As far as DA is concerned, the present results indicate that the basal levels of DA and its major metabolite HVA were significantly higher in the NAC of sP rats as compared with the sNP animals. These differences are present in both alcohol- and sucrose-treated animals.

Previous findings have revealed that differences between rat lines used in the present experiments and other genetically selected for alcohol preference or avoidance (Indiana lines) concern the dopaminergic system. In fact, although Indiana alcohol-preferring rats exhibit lower DA concentrations in the NAC as well as in other forebrain areas when compared with those found in Indiana nonpreferring animals (Murphy et al. 1982), no differences in DA levels have been observed between sP and sNP rats (Devoto et al. 1998).

On the other hand, the Indiana preferring as well as sP lines show reduced forebrain densities of D1 (De Montis et al. 1993) and D2 (McBride et al. 1993; Stefanini et al. 1992) receptors. Our present data, showing higher DA levels in the NAC of sP rats with respect to sNP animals could be consistent with these last findings. Indeed, it could be hypothesized that the increased DA extracellular concentrations observed in sP rats could down-regulate D1 and D2 receptors. Furthermore, the present experiments have shown that perinatal acohol exposure did not affect either basal DA levels or the amount of temporal pattern of amphetamine-induced increase in DA and decrease in HVA concentrations in the NAC of both rat lines.

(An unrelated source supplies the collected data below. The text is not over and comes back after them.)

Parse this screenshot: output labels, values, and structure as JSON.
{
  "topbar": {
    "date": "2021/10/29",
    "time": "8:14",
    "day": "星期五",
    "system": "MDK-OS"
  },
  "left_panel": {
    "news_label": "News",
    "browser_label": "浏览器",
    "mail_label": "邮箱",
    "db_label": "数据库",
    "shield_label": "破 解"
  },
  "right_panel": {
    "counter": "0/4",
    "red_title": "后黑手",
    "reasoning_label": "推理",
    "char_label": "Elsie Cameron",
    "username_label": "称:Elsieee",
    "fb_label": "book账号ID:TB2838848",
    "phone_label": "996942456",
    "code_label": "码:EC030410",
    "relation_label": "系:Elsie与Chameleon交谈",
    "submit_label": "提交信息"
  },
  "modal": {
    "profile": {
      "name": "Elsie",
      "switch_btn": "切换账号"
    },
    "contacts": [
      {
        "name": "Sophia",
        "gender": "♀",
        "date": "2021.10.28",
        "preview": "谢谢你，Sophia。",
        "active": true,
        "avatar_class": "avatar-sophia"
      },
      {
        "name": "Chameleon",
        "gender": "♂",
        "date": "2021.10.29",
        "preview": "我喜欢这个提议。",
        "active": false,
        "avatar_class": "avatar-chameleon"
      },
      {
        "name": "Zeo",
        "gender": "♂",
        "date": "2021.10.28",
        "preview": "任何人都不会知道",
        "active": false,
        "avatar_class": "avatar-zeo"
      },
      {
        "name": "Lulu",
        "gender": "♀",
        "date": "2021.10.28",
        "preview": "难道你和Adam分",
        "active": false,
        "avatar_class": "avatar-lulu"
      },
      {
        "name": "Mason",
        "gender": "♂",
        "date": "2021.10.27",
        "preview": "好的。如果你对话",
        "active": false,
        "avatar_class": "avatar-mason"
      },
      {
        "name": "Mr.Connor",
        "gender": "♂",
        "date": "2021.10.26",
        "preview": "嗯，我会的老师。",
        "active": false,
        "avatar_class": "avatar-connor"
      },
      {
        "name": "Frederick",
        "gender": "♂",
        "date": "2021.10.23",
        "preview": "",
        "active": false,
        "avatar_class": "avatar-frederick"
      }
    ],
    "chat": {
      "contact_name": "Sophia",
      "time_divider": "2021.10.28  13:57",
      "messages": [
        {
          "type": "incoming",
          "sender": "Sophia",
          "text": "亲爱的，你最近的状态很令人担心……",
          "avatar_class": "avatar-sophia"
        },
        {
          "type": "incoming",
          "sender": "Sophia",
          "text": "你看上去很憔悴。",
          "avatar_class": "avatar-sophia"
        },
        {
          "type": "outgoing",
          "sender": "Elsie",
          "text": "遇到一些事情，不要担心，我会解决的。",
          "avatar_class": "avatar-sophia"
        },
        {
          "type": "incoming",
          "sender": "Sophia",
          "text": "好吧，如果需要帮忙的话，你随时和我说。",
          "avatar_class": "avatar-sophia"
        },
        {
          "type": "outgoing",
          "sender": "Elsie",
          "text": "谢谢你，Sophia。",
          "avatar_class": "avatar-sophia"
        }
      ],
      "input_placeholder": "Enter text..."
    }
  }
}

In this regard, the majority of studies (see Maier et al. 1996 for references) examining the effects of developmental exposure to alcohol on neurotransmitter levels have furnished results that are divergent (increase, decrease, or no change). In fact, it has been shown that a binge-like alcohol exposure throughout gestation reduced the content of DA in the entire fetal brain (Maier et al. 1996). Moreover, adult rats prenatally exposed to alcohol showed no changes in baseline DA levels and an increased DA release (NAC and striatum) in response to a challenge dose of alcohol (Blanchard et al. 1993). In addition, prenatal alcohol treatment significantly reduced the number of spontaneously active DA neurons in the substantia nigra and ventral tegmental area in 3- and 5-month-old male offspring (Shen et al. 1999). However, the comparison of the present data with those reported in the literature should take into account several factors, including the period of the developmental exposure, alcohol administration paradigm, the dose, the dietary factors, the time of postnatal assessment, and testing procedures.

In sum, the present findings, showing a selective differential sensitivity of sP and sNP lines to developmental low alcohol exposure, suggest that genetic factors may confer specific susceptibility to ARNDs. Furthermore, ad-hoc experiments are needed to assess whether or not these factors are the same as those responsible for differences in alcohol preference.